13. If, then, we wish to persevere and to be saved for no one can be saved without perseverance we must pray continually. Our perseverance depends, not on one grace, but on a thousand helps which we hope to obtain from God during our whole lives, that we may be preserved in his grace. Now, to this chain of graces a chain of prayers on our part must correspond; without these prayers, God ordinarily does not grant his graces. If we neglect to pray, and thus break the chain of prayers, the chain of graces shall also be broken, and we shall lose the grace of perseverance. If, says Jesus Christ to his disciples, one of you go during the night to a friend, and say to him: Lend me three loaves; an acquaintance has come to my house, and I have no refreshment for him. The friend will answer: I am in bed; the door is locked; I cannot get up. But, if the other continue to knock at the door, and will not depart, the friend will rise, and give him as many loaves as he wishes, not through friendship, but to be freed from his importunity. “Although he will not rise and give him because he is his friend; yet, because of his importunity, he will rise, and give him as many as he needeth." (Luke xi. 8.) Now, if a man will give his loaves to a friend because of his importunity, ”how much more," says St. Augustine, “will God give, who exhorts us to ask, and is displeased if we do not ask ?" How much more will the Lord bestow on us his graces, if we persevere in praying for them, when he exhorts us to ask them, and is offended if we do not ask them?

14. Men feel annoyed at being frequently and importunately asked for a favour. But God exhorts us to pray frequently; and, instead of being dissatisfied, he is pleased with those who repeatedly ask his graces. Cornelius à Lapide says, that “God wishes us to persevere in prayer, even to importunity." (in Luc., cap. xi.) St. Jerome says: "This importunity with the Lord is seasonable." (in Luc. xi.) That God is pleased with frequent and persevering prayer, may be inferred from the words of Jesus Christ: "Ask, and it shall be given you; seek, and you shall find; knock, and it shall be opened to you." (Luke xi. 9.) It was not enough to have said ask but he added, seek, knock; in order to show, that, during our whole lives, we should be as importunate in supplicating the divine graces as beggars are in asking alms. Though they should be refused, they do not cease to cry out, or to knock at the door; they persist in asking relief till they obtain it.

15. If, then, we wish to obtain from God the gift of perseverance, we must ask it from him continually and with importunity. We must ask it when we rise in the morning, in our meditations, in hearing Mass, in our visits to the blessed sacrament, in going to bed at night, and particularly when we are tempted by the devil to commit any sin. Thus, we must always have our mouths open praying to God, and saying: Lord, assist me; give me light; give me strength; keep thy hand upon me, and do not abandon me.
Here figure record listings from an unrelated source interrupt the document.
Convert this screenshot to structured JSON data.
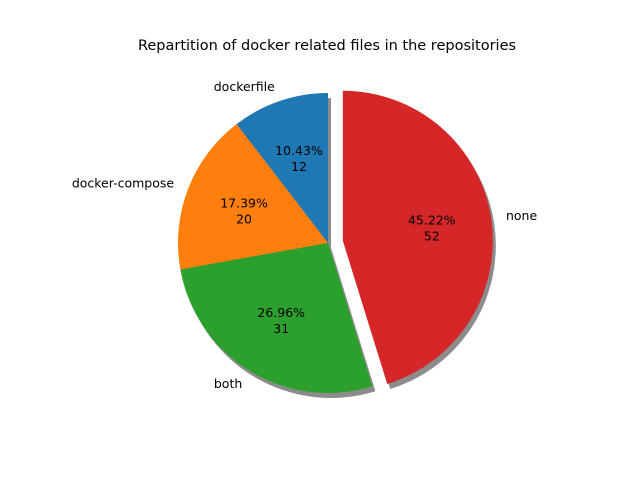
{
  "chart_data": {
    "type": "pie",
    "title": "Repartition of docker related files in the repositories",
    "slices": [
      {
        "label": "dockerfile",
        "value": 12,
        "percent": "10.43%",
        "color": "#1f77b4",
        "exploded": false
      },
      {
        "label": "docker-compose",
        "value": 20,
        "percent": "17.39%",
        "color": "#ff7f0e",
        "exploded": false
      },
      {
        "label": "both",
        "value": 31,
        "percent": "26.96%",
        "color": "#2ca02c",
        "exploded": false
      },
      {
        "label": "none",
        "value": 52,
        "percent": "45.22%",
        "color": "#d62728",
        "exploded": true
      }
    ],
    "start_angle_deg": 90,
    "direction": "counterclockwise",
    "shadow": true,
    "legend": false
  }
}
We must do violence to the Lord. “Such violence," says Tertullian, ”is agreeable to God." The violence which we offer to God by repeated prayers does not offend him: on the contrary, it is pleasing and acceptable in his sight. "Prayer," according to St. John Climacus, "piously offers violence to God." Our supplications compel him, but in a manner grateful to him. He takes great complacency in seeing his mother honoured, and therefore wishes, as St. Bernard says, that all the graces we receive should pass through her hands. Hence the holy doctor exhorts us "to seek grace, and to seek it through Mary, because she is a mother, and her prayer cannot be fruitless." (de Aquæd.) When we ask her to obtain any grace for us, she graciously hears our petitions and prays for us: and the prayers of Mary are never rejected.